- Episode no.: Season 1 Episode 16
- Directed by: Janice Cooke-Leonard
- Written by: Paul Sciarrotta
- Cinematography by: Ron Fortunato
- Editing by: Harry Jierjian
- Production code: 3T6765
- Original air date: May 5, 2008
- Running time: 42 minutes

Guest appearances
- Connor Paolo as Eric van der Woodsen; Michelle Trachtenberg as Georgina Sparks; Yin Chang as Nelly Yuki; Emma Demar as Elise Wells; Nicole Fiscella as Isabel Coates; Amanda Setton as Penelope Shafai; Jesse Swenson as Asher Hornsby; Dreama Walker as Hazel Williams;

Episode chronology
| ← Previous "Desperately Seeking Serena" | Next → "Woman on the Verge" |
- Gossip Girl season 1

= All About My Brother =

"All About My Brother" is the 16th episode of the first season of the American teen drama television series Gossip Girl. It originally aired on The CW on May 5, 2008. The episode was written by Paul Sciarrotta and directed by Janice Cooke-Leonard.

==International titles==
- Czech Republic: "Vše o mém bratrovi" ("All About My Brother")

==Cultural allusions==
- Jenny is seen using Evite to invite everyone to her party.
- After publicly humiliating Jenny and Asher, Blair's clique ask her where they're going to celebrate and mentions a Waverly restaurant and the Lower East Side bar, 151.
- When Lily discusses seating arrangements for her wedding, she requests a waiter to have Serena seated far away from former New York governor, Eliot Spitzer.
- Penelope compares Gossip Girl to Page Six when the blog halts its acceptance of gossip involving Blair and Jenny.
- Hazel compares Jenny to Vanessa Hudgens while Blair compares Jenny to Katie Holmes when a rumor implying Asher's alleged homosexuality spreads.
- Frustrated with Gossip Girl's choice of halting her publishing of gossip involving her and Jenny, Blair expresses to Dan how Gossip Girl's credibility is now similar to an inebriated Tinsley Mortimer.
- Jenny reveals that Dan wears L.L.Bean pants.
- Lily discusses hiring both wedding planner Preston Bailey and noted cake-maker Sylvia Weinstock for her wedding.

==Reception==
"All About My Brother" was watched by 2.12 million of viewers, the least watched episode of the series to be aired in 2008.

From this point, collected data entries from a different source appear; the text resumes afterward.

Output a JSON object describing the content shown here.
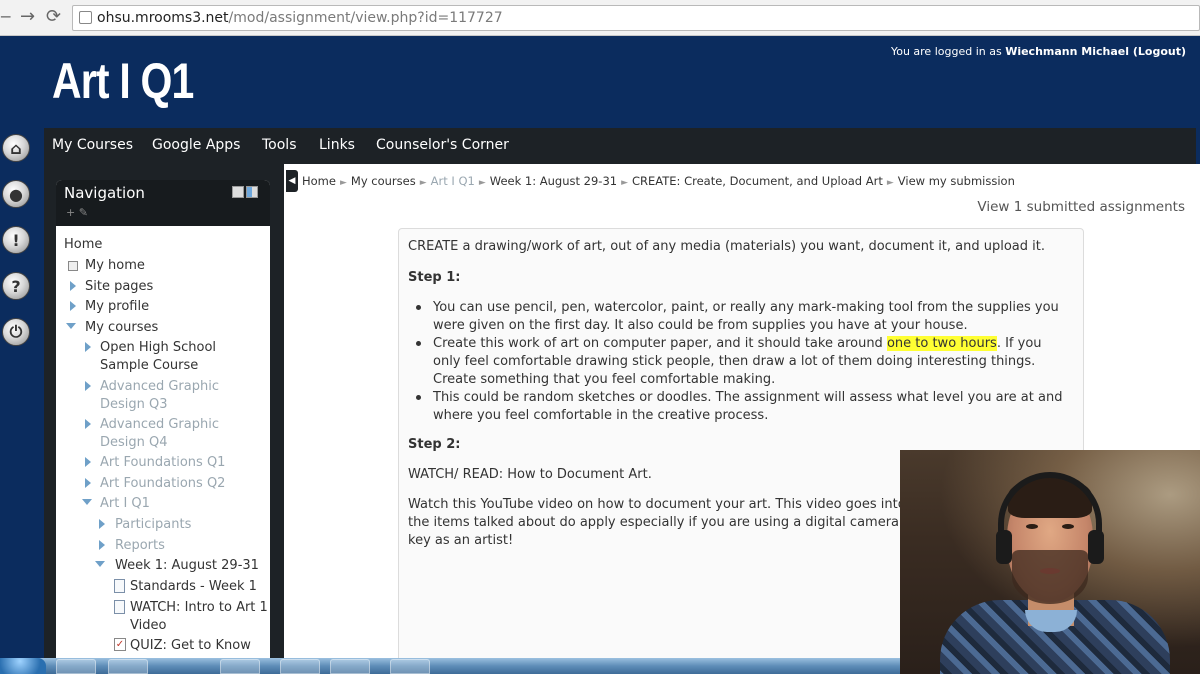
{
  "browser": {
    "back_icon": "back-arrow-icon",
    "forward_icon": "forward-arrow-icon",
    "reload_icon": "reload-icon",
    "url_host": "ohsu.mrooms3.net",
    "url_path": "/mod/assignment/view.php?id=117727"
  },
  "header": {
    "site_title": "Art I Q1",
    "login_prefix": "You are logged in as ",
    "user_name": "Wiechmann Michael",
    "logout_open": " (",
    "logout_label": "Logout",
    "logout_close": ")"
  },
  "dock": [
    "home-icon",
    "user-icon",
    "alert-icon",
    "help-icon",
    "power-icon"
  ],
  "menu": {
    "items": [
      "My Courses",
      "Google Apps",
      "Tools",
      "Links",
      "Counselor's Corner"
    ]
  },
  "navigation": {
    "title": "Navigation",
    "tools": "+ ✎",
    "items": {
      "home": "Home",
      "my_home": "My home",
      "site_pages": "Site pages",
      "my_profile": "My profile",
      "my_courses": "My courses",
      "open_high_1": "Open High School",
      "open_high_2": "Sample Course",
      "adv_q3_1": "Advanced Graphic",
      "adv_q3_2": "Design Q3",
      "adv_q4_1": "Advanced Graphic",
      "adv_q4_2": "Design Q4",
      "art_found_q1": "Art Foundations Q1",
      "art_found_q2": "Art Foundations Q2",
      "art_i_q1": "Art I Q1",
      "participants": "Participants",
      "reports": "Reports",
      "week1": "Week 1: August 29-31",
      "standards": "Standards - Week 1",
      "watch_1": "WATCH: Intro to Art 1",
      "watch_2": "Video",
      "quiz_1": "QUIZ: Get to Know"
    }
  },
  "breadcrumb": {
    "items": [
      "Home",
      "My courses",
      "Art I Q1",
      "Week 1: August 29-31",
      "CREATE: Create, Document, and Upload Art",
      "View my submission"
    ],
    "separator": "►"
  },
  "submitted_link": "View 1 submitted assignments",
  "assignment": {
    "intro": "CREATE a drawing/work of art, out of any media (materials) you want, document it, and upload it.",
    "step1": "Step 1:",
    "b1_l1": "You can use pencil, pen, watercolor, paint, or really any mark-making tool from the supplies you",
    "b1_l2": "were given on the first day. It also could be from supplies you have at your house.",
    "b2_l1_a": "Create this work of art on computer paper, and it should take around ",
    "b2_l1_hl": "one to two hours",
    "b2_l1_b": ". If you",
    "b2_l2": "only feel comfortable drawing stick people, then draw a lot of them doing interesting things.",
    "b2_l3": "Create something that you feel comfortable making.",
    "b3_l1": "This could be random sketches or doodles. The assignment will assess what level you are at and",
    "b3_l2": "where you feel comfortable in the creative process.",
    "step2": "Step 2:",
    "watch_read": "WATCH/ READ: How to Document Art.",
    "video_l1": "Watch this YouTube video on how to document your art. This video goes into",
    "video_l2": "the items talked about do apply especially if you are using a digital camera",
    "video_l3": "key as an artist!"
  },
  "colors": {
    "header_bg": "#0b2c5e",
    "menubar_bg": "#1d2226",
    "highlight": "#ffff33",
    "link_dim": "#9aa7b0"
  }
}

The episode received generally favorable reviews. BuzzSugar gave the episode a positive review, and praised Leighton Meester's performances by saying that "Blair was on fire". She said that the "surrender of Little J to Blair was", in her own words, "classic". Jacob from Television Without Pity also gave the episode a positive review, claiming that the episode was as a whole "awesome", and that the final scene of Serena saying to Blair that she killed someone as a great surprise for the episode. Isabelle Carreau from TV Squad had used the word "OMFG" to describe how great the episode was, and that "the suspense" of Serena's storyline was "killing" her.